Thursday, December 10, 1998

The Search for that Elusive PAL White Knight; PNB Incapable of Saving PAL

The Business Daily
Thursday, December 10, 1998

Three months after the country’s flag carrier Philippine Airlines started buckling under the weight of its financial woes, no end is in sight to the travails of the once proud airline.

With government support, management has scurried about to find an investor – any investor – willing to commit precious capital to restore the airline back to health. Several foreign airlines interested in taking over the ailing carrier were approached. But one after another, talks bogged down.

After talks with US carrier Northwest Airlines failed, observers said the most likely sore points were the valuation of PAL’s assets as well as the issue of trimming PAL’s bloated workforce.

Then negotiations with Hong Kong-based Cathay Pacific Airways hit the rocks over the same issues. Singapore Airlines immediately signaled its disinterest in acquiring a stake in the airline.

Recently, calls have become louder for a local white knight to rescue PAL. Proposed candidates for the job were numerous government financial institutions (GFIs), led by the Philippine National Bank (PNB).
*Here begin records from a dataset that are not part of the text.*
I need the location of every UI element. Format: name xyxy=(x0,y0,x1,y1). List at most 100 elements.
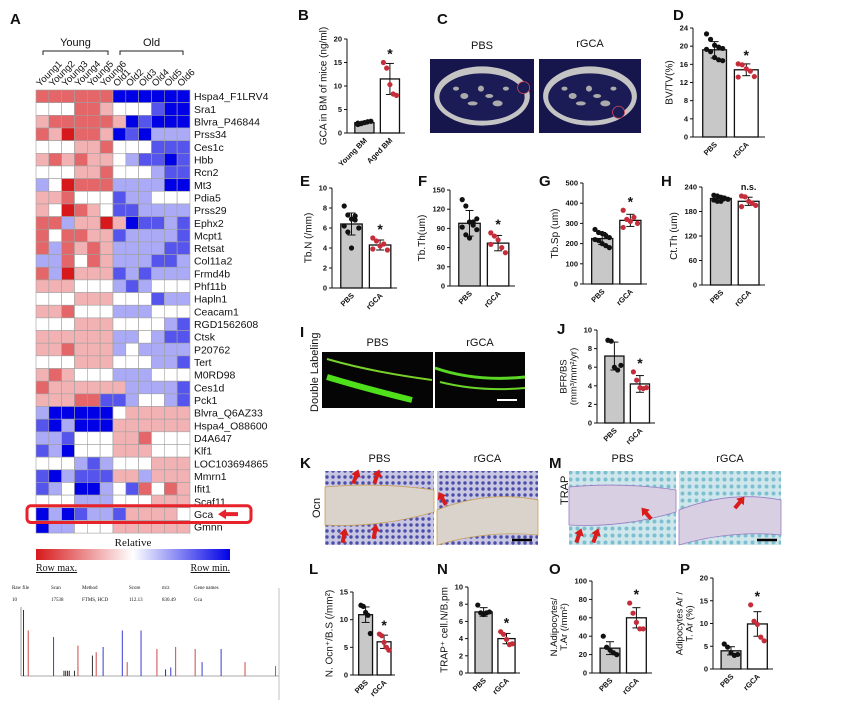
y-tick-label: 20 xyxy=(680,42,688,51)
heatmap-cell xyxy=(99,330,114,344)
heatmap-cell xyxy=(99,292,114,306)
heatmap-cell xyxy=(35,102,50,116)
heatmap-cell xyxy=(48,89,62,103)
data-point xyxy=(627,218,633,224)
heatmap-cell xyxy=(164,102,178,116)
heatmap-cell xyxy=(112,304,127,319)
heatmap-cell xyxy=(99,216,114,230)
heatmap-cell xyxy=(87,456,101,471)
heatmap-cell xyxy=(151,342,165,357)
heatmap-cell xyxy=(35,89,50,103)
heatmap-cell xyxy=(164,203,178,217)
heatmap-cell xyxy=(61,507,75,521)
heatmap-cell xyxy=(48,482,62,496)
data-point xyxy=(735,74,741,80)
heatmap-cell xyxy=(151,406,165,420)
data-point xyxy=(502,250,508,256)
heatmap-cell xyxy=(151,330,165,344)
colorbar-max-label: Row max. xyxy=(36,563,77,574)
heatmap-cell xyxy=(112,469,127,483)
heatmap-cell xyxy=(176,115,191,129)
heatmap-cell xyxy=(61,165,75,179)
gene-label: Ceacam1 xyxy=(194,306,239,318)
heatmap-cell xyxy=(35,507,50,521)
significance-marker: * xyxy=(628,193,634,209)
heatmap-cell xyxy=(138,317,152,331)
heatmap-cell xyxy=(61,431,75,445)
panel-label: L xyxy=(309,561,318,578)
heatmap-cell xyxy=(151,228,165,243)
y-tick-label: 500 xyxy=(565,179,578,188)
significance-marker: * xyxy=(381,617,387,633)
heatmap-cell xyxy=(48,380,62,395)
significance-marker: * xyxy=(744,47,750,63)
data-point xyxy=(345,229,351,235)
heatmap-cell xyxy=(164,342,178,357)
y-tick-label: 0 xyxy=(693,281,697,290)
heatmap-cell xyxy=(164,355,178,369)
y-axis-label: Tb.Sp (um) xyxy=(550,208,561,258)
gene-label: Phf11b xyxy=(194,281,227,293)
heatmap-cell xyxy=(87,355,101,369)
heatmap-cell xyxy=(138,153,152,167)
gene-label: Mcpt1 xyxy=(194,230,223,242)
y-tick-label: 0 xyxy=(684,133,688,142)
gene-label: LOC103694865 xyxy=(194,458,268,470)
data-point xyxy=(466,235,473,241)
data-point xyxy=(345,212,351,218)
heatmap-cell xyxy=(74,203,88,217)
heatmap-cell xyxy=(112,140,127,154)
heatmap-cell xyxy=(35,165,50,179)
heatmap-cell xyxy=(138,228,152,243)
heatmap-cell xyxy=(138,266,152,281)
heatmap-cell xyxy=(61,102,75,116)
image-label: PBS xyxy=(366,337,388,349)
heatmap-cell xyxy=(48,102,62,116)
y-axis-label: T. Ar (%) xyxy=(684,605,695,641)
heatmap-cell xyxy=(35,216,50,230)
data-point xyxy=(355,120,361,126)
heatmap-cell xyxy=(74,190,88,205)
gene-label: Blvra_Q6AZ33 xyxy=(194,408,263,420)
heatmap-cell xyxy=(48,469,62,483)
red-arrow-icon xyxy=(641,507,653,521)
bar xyxy=(358,614,374,676)
colorbar xyxy=(36,549,230,560)
heatmap-cell xyxy=(48,317,62,331)
heatmap-cell xyxy=(48,304,62,319)
data-point xyxy=(754,621,761,628)
heatmap-cell xyxy=(151,469,165,483)
data-point xyxy=(633,619,640,626)
heatmap-cell xyxy=(151,418,165,433)
data-point xyxy=(365,612,371,618)
panel-label: O xyxy=(549,561,561,578)
gene-label: Sra1 xyxy=(194,104,216,116)
x-tick-label: rGCA xyxy=(482,289,503,310)
heatmap-cell xyxy=(138,140,152,154)
image-label: PBS xyxy=(368,453,390,465)
heatmap-cell xyxy=(164,330,178,344)
heatmap-cell xyxy=(74,304,88,319)
heatmap-cell xyxy=(74,330,88,344)
heatmap-cell xyxy=(99,393,114,407)
heatmap-cell xyxy=(164,304,178,319)
heatmap-cell xyxy=(48,418,62,433)
data-point xyxy=(712,42,718,48)
heatmap-cell xyxy=(35,203,50,217)
spectrum-header: Method xyxy=(82,586,98,591)
heatmap-cell xyxy=(112,418,127,433)
y-tick-label: 20 xyxy=(579,650,587,659)
data-point xyxy=(627,600,633,606)
group-bracket xyxy=(119,50,184,55)
heatmap-cell xyxy=(112,330,127,344)
heatmap-cell xyxy=(87,115,101,129)
heatmap-cell xyxy=(74,115,88,129)
heatmap-cell xyxy=(176,203,191,217)
gene-label: Retsat xyxy=(194,243,224,255)
y-tick-label: 16 xyxy=(680,60,688,69)
data-point xyxy=(716,44,722,50)
heatmap-cell xyxy=(164,241,178,255)
spectrum-header: Score xyxy=(129,586,141,591)
heatmap-cell xyxy=(87,203,101,217)
gene-label: P20762 xyxy=(194,344,230,356)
Being government-controlled, these companies could be mandated by the President of the Republic to infuse capital into PAL and save an airline which some people call part of the national patrimony.

Yesterday, however, in a move that hardly surprised the business community, PNB President Benjamin Palma-Gil announced that PNB had no intention of rescuing the flag carrier.

PNB, he said, was already over-committed to the airline in terms of both debt and equity.

Bank watchers commended the PNB president’s move as “prudent”, given the precarious position the bank currently finds itself in. “There is no sense in increasing PNB’s stake in PAL,” a banking analyst at a foreign brokerage firm said. “With his pronouncement, Palma-Gil showed the business community that he is level-headed, and not one to easily give in to political pressure.”

“Besides,” the analyst said, “PAL already owes PNB some $80.3 million. As it is, that is already an imprudent amount.”

This amount represents roughly 2% of the bank’s entire loan portfolio.

In addition, PNB also owns a minority stake in PAL with an acquisition cost of P753.0 million. Recently, PNB revalued its holdings in PAL. Its book value now stands at a mere P350.0 million.

PNB is expected to report a net loss for 1998. Banking analysts estimate PNB’s net loss to come in at somewhere between P300 million and P800 million for the year. “And that’s just for the recurring income part,” the banking analyst added.

Another issue bothering PNB is the failure early this year of its highly-publicized real estate deal with RJ Ventures Inc. The deal, involving the sale of a prime parcel of real estate in the Makati business district valued at P450, 000 per square meter, fell through after RJ Ventures was unable to meet its interest payments to the bank.

“Because of this, the bank will have to reverse the income it booked for that sale last year,” the banking analyst said. “That means an additional P3.7 billion one-time loss, in addition to the estimated P800.0 million recurring loss for this year.”

“That revaluation loss may happen this year or next year, but it will surely come,” the analyst said, “and that will keep PNB from making any grandiose moves in the near future.”

Grandiose moves like rescuing PAL. Even with the P10.0 billion the bank intends to raise through the issuance of convertible preferred shares next year, PNB will still be unable to make a useful contribution to PAL’s financial health, which needs at least $200.0 million to service its short-term obligations alone.

“Basically, PAL and PNB are two very sick companies,” the analyst added. “It’s just that PAL is terminally bedridden, while PNB can still walk.”

GFIs are not expected to be in a significantly better position than PNB for an equity infusion. “In fact,” the banking analyst noted, “the entire financial system is incapable of propping up PAL at this point.”

What PAL needs at this point is more than just the money to pay its debt. More than the capital, PAL needs a strong leader with a vision who will shepherd the airline back to profitability.

In a region – indeed, a world – flushed with excess airline capacity, putting black ink back into PAL’s financial books would be no mean feat.